81 Premièrement, en ce qui concerne l’absence de contestation, lors de plusieurs contrôles fiscaux, de la qualification d’opérations exonérées de la TVA des activités de gestion des dossiers de remboursement de la TVA, il ressort de la jurisprudence que la simple acceptation, même pendant plusieurs années, par l’administration fiscale nationale de déclarations de TVA n’incluant pas les montants relatifs à certaines opérations réalisées par l’assujetti ne vaut pas assurance précise fournie par cette
administration sur la non-application de la TVA à ces opérations et ne saurait, dès lors, créer une confiance légitime à cet égard (voir, en ce sens, arrêt du 15 avril 2021, Administration de l’Enregistrement, des Domaines et de la TVA, C‑846/19, EU:C:2021:277, point 92).

82 De même, comme l’a relevé en substance Mme l’avocate générale au point 73 de ses conclusions, le fait que les autorités fiscales nationales auraient accepté pendant plusieurs années les déclarations de TVA de Határ Diszkont sans contester lors des contrôles fiscaux la qualification des opérations de gestion des dossiers de remboursement de la TVA d’opérations exonérées de la TVA ne saurait a priori suffire, sauf circonstances tout à fait particulières, à créer, dans l’esprit d’un opérateur
économique normalement prudent et avisé, une confiance raisonnable dans la non-application de cette taxe à de telles opérations (voir, par analogie, arrêts du 9 juillet 2015, Cabinet Medical Veterinar Dr. Tomoiagă Andrei, C‑144/14, EU:C:2015:452, point 46, ainsi que du 9 juillet 2015, Salomie et Oltean, C‑183/14, EU:C:2015:454, points 47 et 48).

83 À cet égard, il ressort de la décision de renvoi que les procès-verbaux de ces contrôles fiscaux « témoignent clairement » de ce que l’administration fiscale a considéré pendant des années que Határ Diszkont émettait légalement des factures exonérées de la TVA pour le service de gestion des dossiers de remboursement de la TVA. La juridiction de renvoi ne fournit toutefois pas plus de précisions permettant d’apprécier si ces procès-verbaux étaient de nature à créer une confiance raisonnable dans
la non-application de cette taxe à ce service.

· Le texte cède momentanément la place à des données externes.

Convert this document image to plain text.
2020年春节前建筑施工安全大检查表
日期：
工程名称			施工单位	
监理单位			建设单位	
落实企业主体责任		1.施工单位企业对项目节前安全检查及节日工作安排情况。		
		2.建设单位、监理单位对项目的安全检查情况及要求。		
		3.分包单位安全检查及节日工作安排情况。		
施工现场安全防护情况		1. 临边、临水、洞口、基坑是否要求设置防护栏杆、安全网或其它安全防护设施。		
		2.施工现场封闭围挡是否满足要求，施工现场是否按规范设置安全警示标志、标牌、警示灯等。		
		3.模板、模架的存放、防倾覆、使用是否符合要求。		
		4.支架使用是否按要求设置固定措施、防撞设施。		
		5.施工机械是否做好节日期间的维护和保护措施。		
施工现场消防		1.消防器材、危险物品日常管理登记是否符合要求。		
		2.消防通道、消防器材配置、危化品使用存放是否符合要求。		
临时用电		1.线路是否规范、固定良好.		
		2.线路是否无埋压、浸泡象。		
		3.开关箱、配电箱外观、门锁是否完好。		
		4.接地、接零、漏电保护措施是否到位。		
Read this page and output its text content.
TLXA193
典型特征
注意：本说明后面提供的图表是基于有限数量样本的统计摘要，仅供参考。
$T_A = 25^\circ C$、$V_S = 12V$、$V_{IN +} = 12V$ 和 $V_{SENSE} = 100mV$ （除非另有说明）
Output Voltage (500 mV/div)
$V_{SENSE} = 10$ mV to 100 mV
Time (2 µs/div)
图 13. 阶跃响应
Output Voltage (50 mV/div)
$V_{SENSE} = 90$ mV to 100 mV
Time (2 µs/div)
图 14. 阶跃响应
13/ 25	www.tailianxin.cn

84 Dès lors, il convient de rappeler que constituent des assurances précises, au sens de la jurisprudence citée au point 78 du présent arrêt, susceptibles de faire naître des espérances fondées dans le chef d’un justiciable, des renseignements précis, inconditionnels, concordants et émanant de sources autorisées et fiables, quelle que soit la forme sous laquelle ils sont communiqués. En revanche, nul ne peut invoquer une violation du principe de protection de la confiance légitime en l’absence
d’assurances précises que lui aurait fournies l’administration (voir, en ce sens, arrêts du 14 mars 2013, Agrargenossenschaft Neuzelle, C‑545/11, EU:C:2013:169, point 25, et du 16 janvier 2025, BALTIC CONTAINER TERMINAL, C‑376/23, EU:C:2025:20, point 65 ainsi que jurisprudence citée).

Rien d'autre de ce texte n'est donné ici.